Namun langkah Giselle terhenti saat ia melihat Winter merobek kertas notebook itu dan membuangnya ke tanah. Lalu di lembar halaman setelahnya, Winter meninggalkan suatu tulisan.

Setelah selesai menuliskan pesannya, Winter berjalan menuju Karina yang saat ini sedang menangis setelah melihat penolakan atas cintanya saat Winter merobek kertas notebook-nya itu.

“Maaf ya, kak,” ucap Winter yang kemudian berlari kencang menuju Giselle yang berdiri terdiam tidak jauh dari lokasi.

Dengan tangan gemetar dan air mata yang terus mengalir, Karina mencoba melihat jawaban dari Winter walaupun ia sudah yakin akan penolakannnya.

“WINTER!” teriak Karina setelah membaca tulisan di notebook-nya.

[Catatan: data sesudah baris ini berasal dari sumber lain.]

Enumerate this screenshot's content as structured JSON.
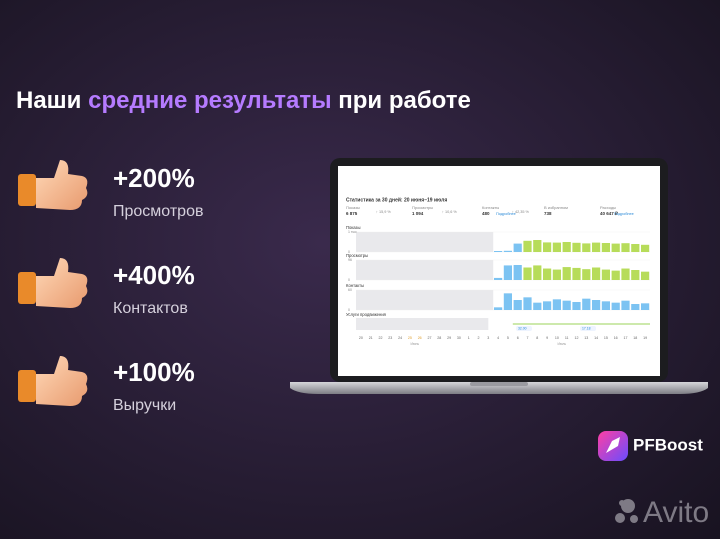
{
  "header": {
    "title_parts": [
      {
        "text": "Наши ",
        "accent": false
      },
      {
        "text": "средние результаты",
        "accent": true
      },
      {
        "text": " при работе",
        "accent": false
      }
    ]
  },
  "stats": [
    {
      "value": "+200%",
      "label": "Просмотров"
    },
    {
      "value": "+400%",
      "label": "Контактов"
    },
    {
      "value": "+100%",
      "label": "Выручки"
    }
  ],
  "screen": {
    "title": "Статистика за 30 дней: 20 июня–19 июля",
    "summary": [
      {
        "label": "Показы",
        "value": "6 875",
        "change": "↑ 15,9 %"
      },
      {
        "label": "Просмотры",
        "value": "1 094",
        "change": "↑ 10,6 %"
      },
      {
        "label": "Контакты",
        "value": "480",
        "change": "↑ 42,35 %",
        "link": "Подробнее"
      },
      {
        "label": "В избранном",
        "value": "738"
      },
      {
        "label": "Расходы",
        "value": "40 647 ₽",
        "link": "Подробнее"
      }
    ],
    "charts": [
      {
        "title": "Показы",
        "ylim": [
          0,
          1000
        ],
        "yticks": [
          {
            "value": 1000,
            "label": "1 тыс"
          },
          0
        ],
        "series": [
          {
            "color": "#7cc3f2",
            "values": [
              null,
              null,
              null,
              null,
              null,
              null,
              null,
              null,
              null,
              null,
              null,
              null,
              null,
              null,
              50,
              60,
              420,
              null,
              null,
              null,
              null,
              null,
              null,
              null,
              null,
              null,
              null,
              null,
              null,
              null
            ]
          },
          {
            "color": "#b7dc5a",
            "values": [
              null,
              null,
              null,
              null,
              null,
              null,
              null,
              null,
              null,
              null,
              null,
              null,
              null,
              null,
              null,
              null,
              null,
              560,
              600,
              480,
              470,
              500,
              460,
              430,
              470,
              450,
              420,
              440,
              400,
              360
            ]
          }
        ]
      },
      {
        "title": "Просмотры",
        "ylim": [
          0,
          96
        ],
        "yticks": [
          96,
          0
        ],
        "series": [
          {
            "color": "#7cc3f2",
            "values": [
              null,
              null,
              null,
              null,
              null,
              null,
              null,
              null,
              null,
              null,
              null,
              null,
              null,
              null,
              10,
              70,
              72,
              null,
              null,
              null,
              null,
              null,
              null,
              null,
              null,
              null,
              null,
              null,
              null,
              null
            ]
          },
          {
            "color": "#b7dc5a",
            "values": [
              null,
              null,
              null,
              null,
              null,
              null,
              null,
              null,
              null,
              null,
              null,
              null,
              null,
              null,
              null,
              null,
              null,
              60,
              70,
              55,
              50,
              62,
              58,
              52,
              60,
              50,
              45,
              55,
              48,
              40
            ]
          }
        ]
      },
      {
        "title": "Контакты",
        "ylim": [
          0,
          60
        ],
        "yticks": [
          60,
          0
        ],
        "series": [
          {
            "color": "#7cc3f2",
            "values": [
              null,
              null,
              null,
              null,
              null,
              null,
              null,
              null,
              null,
              null,
              null,
              null,
              null,
              null,
              8,
              50,
              30,
              38,
              22,
              26,
              32,
              28,
              24,
              34,
              30,
              26,
              22,
              28,
              18,
              20
            ]
          }
        ]
      }
    ],
    "services": {
      "title": "Услуги продвижения",
      "labels": [
        "32.00",
        "17.18"
      ]
    },
    "days": [
      "20",
      "21",
      "22",
      "23",
      "24",
      "25",
      "26",
      "27",
      "28",
      "29",
      "30",
      "1",
      "2",
      "3",
      "4",
      "5",
      "6",
      "7",
      "8",
      "9",
      "10",
      "11",
      "12",
      "13",
      "14",
      "15",
      "16",
      "17",
      "18",
      "19"
    ],
    "months": [
      "Июнь",
      "Июль"
    ]
  },
  "brand": "PFBoost",
  "watermark": "Avito"
}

Ia segera berlari menuju Winter yang saat ini sedang menundukkan kepalanya dipelukan Giselle.

“Lepasin cewek gue, Gi,” ucap Karina menarik Winter dari pelukan Giselle.

“Hah? Apaan sih? Lo nggak bisa maksain Winter dong Rin kalo dia nolak lo,” ucap Giselle masih menarik tangan Winter.

“Maksain apaan sih? Nih, lo baca aja tulisannya.” Karina memberikan notebook-nya kepada Giselle.

Giselle melepas Winter dari pegangannya. Ia langsung membaca jawaban Winter pada notebook itu.

“Lah terus lo tadi ngapain lari terus meluk gue, Win?” tanya Giselle saat melihat jawaban Winter.

“Gue malu. Hehehe,” ucap Winter yang saat ini berada di pelukan Karina.

“Si anjir! Emang masih punya urat malu lo. Gue udah takut aja kalo lo berdua nggak jadian! Gue nggak mungkin harus milih buat temenan di antara lo berdua!” teriak Giselle emosi setelah mendengar ucapan Winter.

“Eh santai aja dong, Gi. Jangan marahin pacar gue,” ucap Karina sambil tersenyum mengejek Giselle.

“Awas kering itu gigi senyum mulu. Udahlah gue balik sendirian aja kalo gitu. Males jadi nyamuk.”

“Gigi, jangan ngambek gitu dong. Ayo, kita pulang. Pak Marno udah nungguin di parkiran. Kak Karin aku anterin pulang yuk sekalian. Udah malem, nggak baik cewek cantik pulang sendirian.”

“HOEKK... Aduh, gue jadi kangen Ningning. Pake nggak masuk segala lagi tuh anak. Berasa nyamuk banget gue nanti di mobil,” ledek Giselle yang tersenyum melihat temannya yang telah resmi berpacaran.

“Nggak jadi nyamuk juga sih, Gi. Kan ada Pak Marno. Nanti lo bisa ngobrol sama beliau.” ledek Winter kepada Giselle.

Mereka bertiga pun pergi meninggalkan lapangan untuk menuju parkiran. Dengan bergandengan tangan dan diiringi canda gurauan, Winter dan Karina memulai kisahnya dalam berhubungan.